The business angle was also of course a big factor for craft.ai and scale is the challenge. Suez provided the dashboard to display craft.ai to Parisians and Boussard reveals that they are in talks to apply this service in several cities in Spain.

‘‘It’s a partnership where craft.ai is an instrumental technology enabler that Suez can efficiently leverage to sell solutions to other cities,”  he adds.

Can the model work in other cities?

DataCity has since expanded to Casablanca, and in April announced its opening in Berlin with Barcelona scheduled to begin this summer. Singapore was also scheduled to join the programme but has since been put on hold due to logistical limitations.

Léger says the challenge is now to replicate the Paris model, to find the right corporate partners and start-ups that can help solve the challenges as laid out by the city, and with the same amount of commitment.

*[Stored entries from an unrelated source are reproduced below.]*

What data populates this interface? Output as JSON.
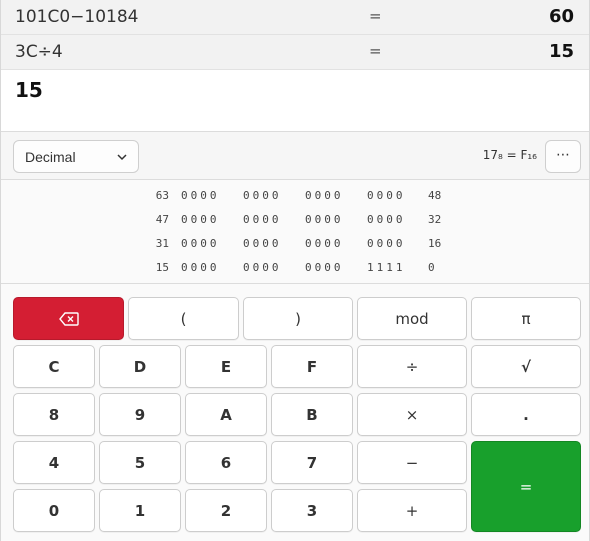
{
  "history": [
    {
      "expression": "101C0−10184",
      "equals": "=",
      "result": "60"
    },
    {
      "expression": "3C÷4",
      "equals": "=",
      "result": "15"
    }
  ],
  "entry": {
    "value": "15"
  },
  "toolbar": {
    "base_mode": "Decimal",
    "conversion": "17₈ = F₁₆",
    "more_label": "⋯"
  },
  "bit_panel": {
    "rows": [
      {
        "high": "63",
        "groups": [
          "0000",
          "0000",
          "0000",
          "0000"
        ],
        "low": "48"
      },
      {
        "high": "47",
        "groups": [
          "0000",
          "0000",
          "0000",
          "0000"
        ],
        "low": "32"
      },
      {
        "high": "31",
        "groups": [
          "0000",
          "0000",
          "0000",
          "0000"
        ],
        "low": "16"
      },
      {
        "high": "15",
        "groups": [
          "0000",
          "0000",
          "0000",
          "1111"
        ],
        "low": "0"
      }
    ]
  },
  "keypad": {
    "backspace_icon": "backspace-icon",
    "open_paren": "(",
    "close_paren": ")",
    "mod": "mod",
    "pi": "π",
    "c": "C",
    "d": "D",
    "e": "E",
    "f": "F",
    "divide": "÷",
    "sqrt": "√",
    "n8": "8",
    "n9": "9",
    "a": "A",
    "b": "B",
    "multiply": "×",
    "point": ".",
    "n4": "4",
    "n5": "5",
    "n6": "6",
    "n7": "7",
    "minus": "−",
    "equals": "=",
    "n0": "0",
    "n1": "1",
    "n2": "2",
    "n3": "3",
    "plus": "+"
  },
  "colors": {
    "backspace": "#d41e33",
    "equals": "#18a02c"
  }
}
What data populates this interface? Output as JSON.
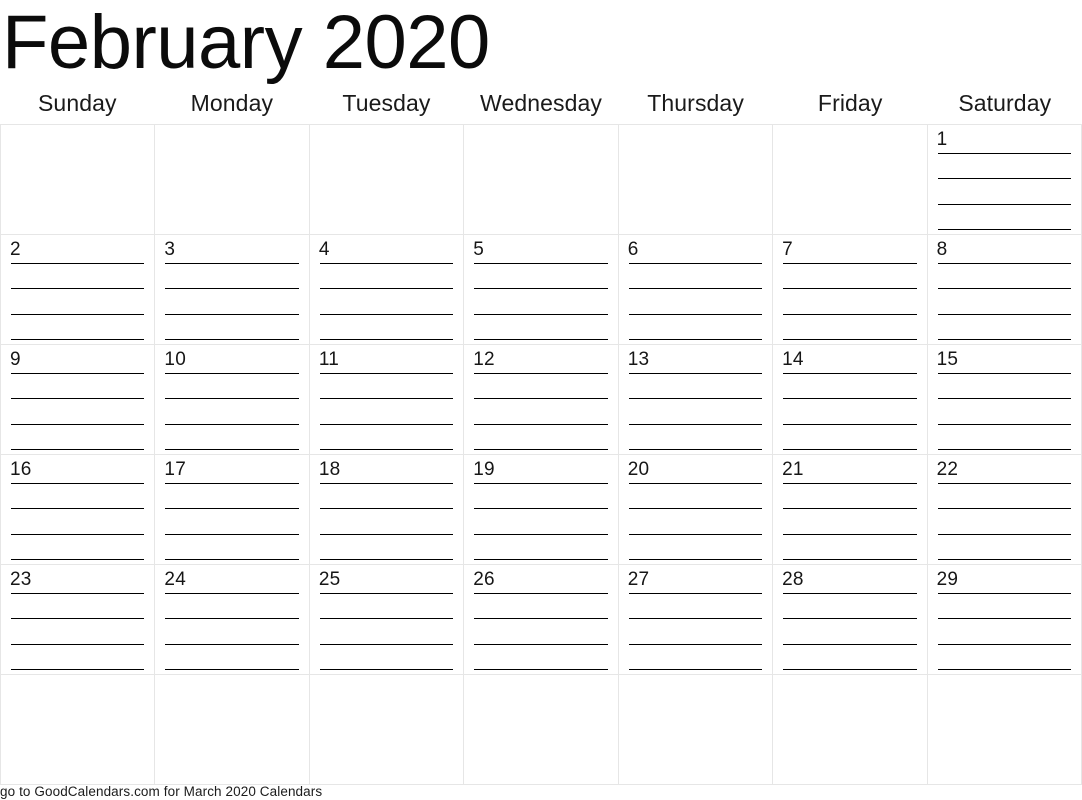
{
  "calendar": {
    "title": "February 2020",
    "month": "February",
    "year": "2020",
    "weekdays": [
      "Sunday",
      "Monday",
      "Tuesday",
      "Wednesday",
      "Thursday",
      "Friday",
      "Saturday"
    ],
    "lines_per_day": 4,
    "weeks": [
      [
        "",
        "",
        "",
        "",
        "",
        "",
        "1"
      ],
      [
        "2",
        "3",
        "4",
        "5",
        "6",
        "7",
        "8"
      ],
      [
        "9",
        "10",
        "11",
        "12",
        "13",
        "14",
        "15"
      ],
      [
        "16",
        "17",
        "18",
        "19",
        "20",
        "21",
        "22"
      ],
      [
        "23",
        "24",
        "25",
        "26",
        "27",
        "28",
        "29"
      ],
      [
        "",
        "",
        "",
        "",
        "",
        "",
        ""
      ]
    ],
    "colors": {
      "text": "#0b0b0b",
      "grid_border": "#e6e6e6",
      "rule_line": "#000000",
      "background": "#ffffff"
    }
  },
  "footer": {
    "text": "go to GoodCalendars.com for March 2020 Calendars"
  }
}
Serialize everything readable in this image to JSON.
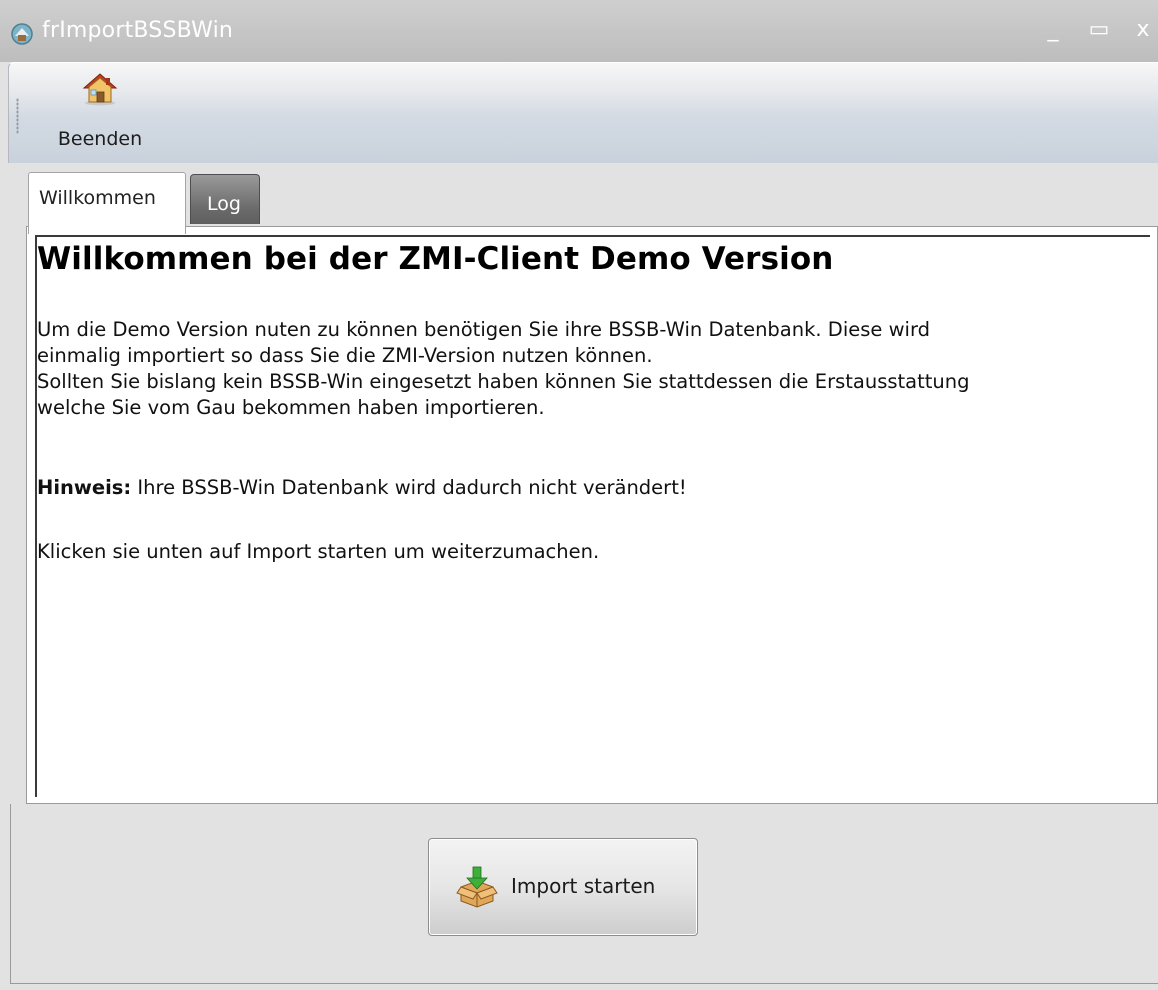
{
  "window": {
    "title": "frImportBSSBWin",
    "controls": {
      "minimize": "_",
      "maximize": "▭",
      "close": "x"
    }
  },
  "toolbar": {
    "buttons": [
      {
        "label": "Beenden",
        "icon": "house-icon"
      }
    ]
  },
  "tabs": [
    {
      "label": "Willkommen",
      "active": true
    },
    {
      "label": "Log",
      "active": false
    }
  ],
  "welcome": {
    "heading": "Willkommen bei der ZMI-Client Demo Version",
    "paragraph1_line1": "Um die Demo Version nuten zu können benötigen Sie ihre BSSB-Win Datenbank. Diese wird",
    "paragraph1_line2": "einmalig importiert so dass Sie die ZMI-Version nutzen können.",
    "paragraph2_line1": "Sollten Sie bislang kein BSSB-Win eingesetzt haben können Sie stattdessen die Erstausstattung",
    "paragraph2_line2": "welche Sie vom Gau bekommen haben importieren.",
    "hint_label": "Hinweis:",
    "hint_text": " Ihre BSSB-Win Datenbank wird dadurch nicht verändert!",
    "instruction": "Klicken sie unten auf Import starten um weiterzumachen."
  },
  "actions": {
    "import_label": "Import starten",
    "import_icon": "box-download-icon"
  }
}
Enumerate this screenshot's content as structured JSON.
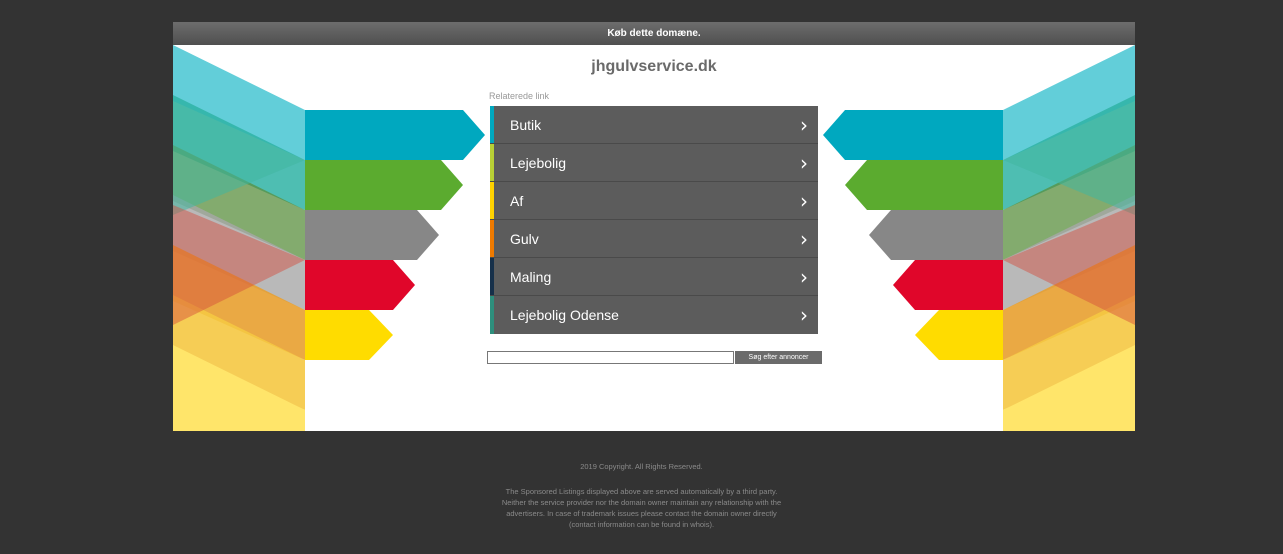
{
  "header": {
    "buy_text": "Køb dette domæne."
  },
  "domain": "jhgulvservice.dk",
  "related": {
    "label": "Relaterede link",
    "items": [
      {
        "label": "Butik",
        "color": "#00a8bf"
      },
      {
        "label": "Lejebolig",
        "color": "#b8d035"
      },
      {
        "label": "Af",
        "color": "#ffd200"
      },
      {
        "label": "Gulv",
        "color": "#ef7a00"
      },
      {
        "label": "Maling",
        "color": "#16304a"
      },
      {
        "label": "Lejebolig Odense",
        "color": "#2e8f7d"
      }
    ]
  },
  "search": {
    "value": "",
    "button_label": "Søg efter annoncer"
  },
  "footer": {
    "copyright": "2019 Copyright. All Rights Reserved.",
    "disclaimer": "The Sponsored Listings displayed above are served automatically by a third party. Neither the service provider nor the domain owner maintain any relationship with the advertisers. In case of trademark issues please contact the domain owner directly (contact information can be found in whois)."
  },
  "colors": {
    "background": "#333333",
    "teal": "#00a8bf",
    "green": "#5bab2f",
    "grey": "#878787",
    "red": "#e0062a",
    "yellow": "#ffdc00"
  }
}
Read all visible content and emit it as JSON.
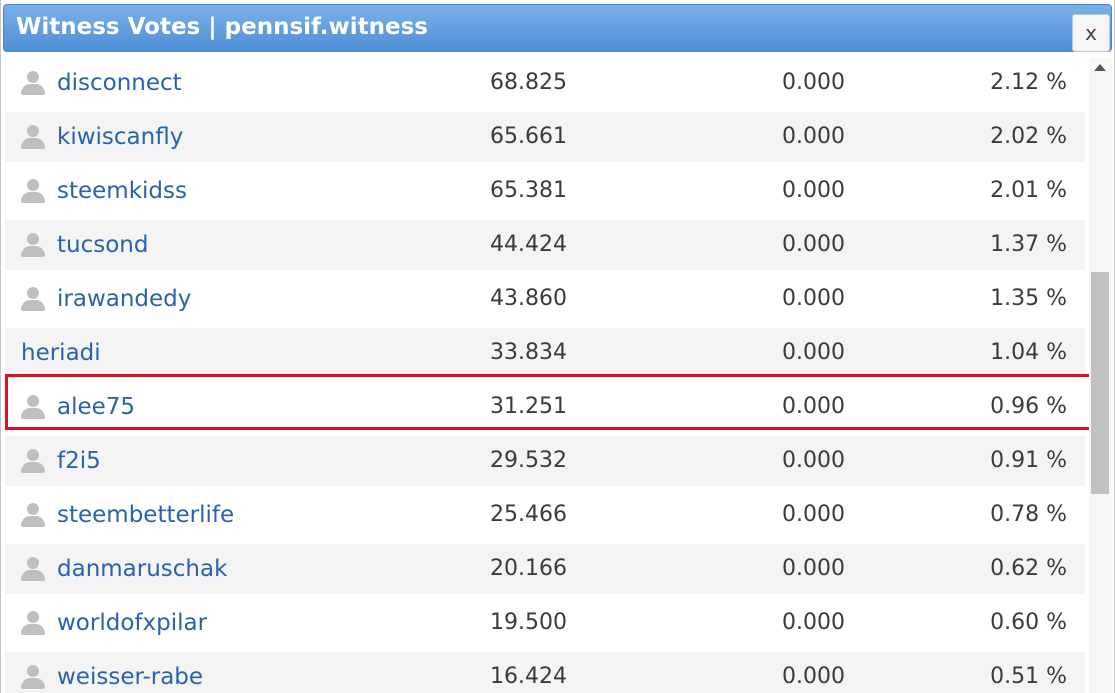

Emmanuel Légar, Managing Director, DataCity

The big issue for DataCity is that it does not have access to the same quality of start-up, corporate or friendly councillor that it has enjoyed in its home city. Although NUMA has offices in other cities such as New York, Barcelona and Bangalore, Léger is aware of the need to build strong partnerships and strong teams at the local level.

“It is one variable and we are aware of this,” admits Léger. “This is one of the key elements of success of the programme, and that is thanks to Paris, because we may not receive the same level of support in other cities.”

But what DataCity has achieved in the French capital is different and transferable because by working to address particular city needs with an approach based on open innovation and grant-based finance, the city’s risk is lowered, yet the returns are higher because the government gets a demand-led solution rather than a vendor’s ‘tailored’ package.

“Paris has shown that the infrastructure of the 21st century is not about pipelines, electrical lines, or building roads, it’s more about data and what it can add to existing infrastructure, to enable a city to reshape the services it offers,” adds Léger.

Paris may not be the first name in the innovation rankings but it could turn out to have created one of the best models for smart, urban development.